Le scandale de l’autre éthique, l’éthique même, c’est que le sacrifice absolu du fils n’a aucune contrepartie. Ni Abraham, ni Isaac, n’entrent dans l’économie du sacrifice. En donnant la mort ou en se la donnant à soi-même, ils se rétractent, comme Dieu se rétracte quand l’ange se substitue à lui pour substituer un bélier à son fils. Le dernier mot du don responsable, c’est qu’il doit se retirer, se cacher, rester secret. Que reste-t-il de la responsabilité? Son impossibilité. 

Héritages.

Jacques Derrida ne cesse de méditer sur la culture abrahamique. Ne voulant ni la disqualifier, ni la détruire, mais la déconstruire en poussant aussi loin que possible un discours “hyper-athéologique”, il en repère les traces dans les champs de la modernité. La littérature est l’un des lieux où se joue le silence de l’unique, un silence indévoilable, encrypté dans chaque œuvre. Elle est vouée à porter le secret terrible, absolu, des singularités. Comme Abraham, elle demande pardon pour ce silence, et n’en attend aucune rétribution. Elle tend à déborder, excéder l’économie du sacrifice, qui fait retour dans les dispositifs culturels et matériels du livre. 
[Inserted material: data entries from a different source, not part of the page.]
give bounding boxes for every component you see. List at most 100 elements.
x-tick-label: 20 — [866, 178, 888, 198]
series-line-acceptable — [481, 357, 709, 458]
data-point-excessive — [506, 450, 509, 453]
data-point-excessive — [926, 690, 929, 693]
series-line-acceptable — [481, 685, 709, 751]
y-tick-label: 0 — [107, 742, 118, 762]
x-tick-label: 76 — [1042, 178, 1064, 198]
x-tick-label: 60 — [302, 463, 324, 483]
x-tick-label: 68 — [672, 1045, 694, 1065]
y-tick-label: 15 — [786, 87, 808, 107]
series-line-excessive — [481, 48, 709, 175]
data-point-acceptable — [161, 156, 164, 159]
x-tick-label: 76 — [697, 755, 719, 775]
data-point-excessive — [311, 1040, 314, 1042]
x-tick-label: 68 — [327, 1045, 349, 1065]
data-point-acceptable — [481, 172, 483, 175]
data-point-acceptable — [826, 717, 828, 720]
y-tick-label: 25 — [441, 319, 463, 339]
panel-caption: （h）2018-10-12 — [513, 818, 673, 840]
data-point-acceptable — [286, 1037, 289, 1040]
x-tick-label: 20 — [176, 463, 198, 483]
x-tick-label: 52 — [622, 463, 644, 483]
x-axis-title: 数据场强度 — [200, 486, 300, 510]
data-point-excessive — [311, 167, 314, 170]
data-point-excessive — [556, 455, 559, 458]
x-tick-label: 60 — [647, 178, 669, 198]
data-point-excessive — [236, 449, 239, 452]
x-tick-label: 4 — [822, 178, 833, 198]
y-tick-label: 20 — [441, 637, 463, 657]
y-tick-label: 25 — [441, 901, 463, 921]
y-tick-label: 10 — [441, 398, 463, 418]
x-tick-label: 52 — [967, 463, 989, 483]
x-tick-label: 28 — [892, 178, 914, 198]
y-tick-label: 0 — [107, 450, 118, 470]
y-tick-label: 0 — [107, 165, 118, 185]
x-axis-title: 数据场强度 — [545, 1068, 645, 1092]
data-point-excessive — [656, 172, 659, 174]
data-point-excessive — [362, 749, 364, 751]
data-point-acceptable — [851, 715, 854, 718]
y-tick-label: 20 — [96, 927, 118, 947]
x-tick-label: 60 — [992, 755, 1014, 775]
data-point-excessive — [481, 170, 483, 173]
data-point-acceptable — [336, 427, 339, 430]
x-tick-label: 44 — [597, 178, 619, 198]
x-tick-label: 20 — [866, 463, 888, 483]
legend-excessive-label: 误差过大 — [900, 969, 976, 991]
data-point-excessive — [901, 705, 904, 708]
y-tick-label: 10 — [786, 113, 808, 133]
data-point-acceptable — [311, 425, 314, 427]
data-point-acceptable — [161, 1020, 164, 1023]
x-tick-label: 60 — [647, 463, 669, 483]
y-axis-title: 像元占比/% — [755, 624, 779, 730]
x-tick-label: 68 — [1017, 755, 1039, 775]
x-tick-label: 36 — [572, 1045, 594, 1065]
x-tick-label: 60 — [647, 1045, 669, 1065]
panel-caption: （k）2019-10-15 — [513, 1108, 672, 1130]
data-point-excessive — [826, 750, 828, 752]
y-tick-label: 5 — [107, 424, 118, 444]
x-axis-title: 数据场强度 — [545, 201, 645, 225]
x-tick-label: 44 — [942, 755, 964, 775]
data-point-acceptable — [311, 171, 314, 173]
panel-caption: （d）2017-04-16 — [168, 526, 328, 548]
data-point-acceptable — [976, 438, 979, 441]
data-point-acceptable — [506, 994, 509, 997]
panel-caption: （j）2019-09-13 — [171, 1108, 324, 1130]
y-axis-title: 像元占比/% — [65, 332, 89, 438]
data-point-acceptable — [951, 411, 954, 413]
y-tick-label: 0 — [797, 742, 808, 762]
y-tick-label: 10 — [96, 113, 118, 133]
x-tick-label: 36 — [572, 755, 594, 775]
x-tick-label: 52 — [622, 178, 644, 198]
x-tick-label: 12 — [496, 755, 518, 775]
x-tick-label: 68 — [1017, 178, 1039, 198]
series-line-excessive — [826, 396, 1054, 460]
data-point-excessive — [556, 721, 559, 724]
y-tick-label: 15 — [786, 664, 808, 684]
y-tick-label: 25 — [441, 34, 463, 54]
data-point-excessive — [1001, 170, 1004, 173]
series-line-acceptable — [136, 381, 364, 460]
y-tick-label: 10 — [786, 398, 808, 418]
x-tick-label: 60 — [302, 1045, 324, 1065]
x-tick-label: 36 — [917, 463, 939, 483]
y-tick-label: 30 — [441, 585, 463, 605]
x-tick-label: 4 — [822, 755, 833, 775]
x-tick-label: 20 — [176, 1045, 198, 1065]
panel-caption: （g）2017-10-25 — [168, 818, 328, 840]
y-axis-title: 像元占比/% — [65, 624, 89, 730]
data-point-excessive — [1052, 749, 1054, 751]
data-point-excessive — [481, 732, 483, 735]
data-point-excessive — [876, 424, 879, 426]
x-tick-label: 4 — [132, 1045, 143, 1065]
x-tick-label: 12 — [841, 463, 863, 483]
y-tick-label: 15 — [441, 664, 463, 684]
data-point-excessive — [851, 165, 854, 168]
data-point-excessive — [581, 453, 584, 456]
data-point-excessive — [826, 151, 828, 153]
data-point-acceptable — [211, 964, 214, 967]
La disparition du prophétisme n’a donc pas mis fin à l’appel du mont Moriah. Il se fait encore entendre dans l’invention poétique ou politique. A chaque fois surgit un autre Abraham, d’autres Abraham, plus d’un, des Abraham multiples. Telle serait la pensée la plus ultimement juive : qu’il puisse toujours y avoir encore un autre Abraham. A qui sont adressés ces appels? On peut croire les entendre, ou ne pas croire, et l’on peut aussi croire avoir été appelé, sans l’avoir été.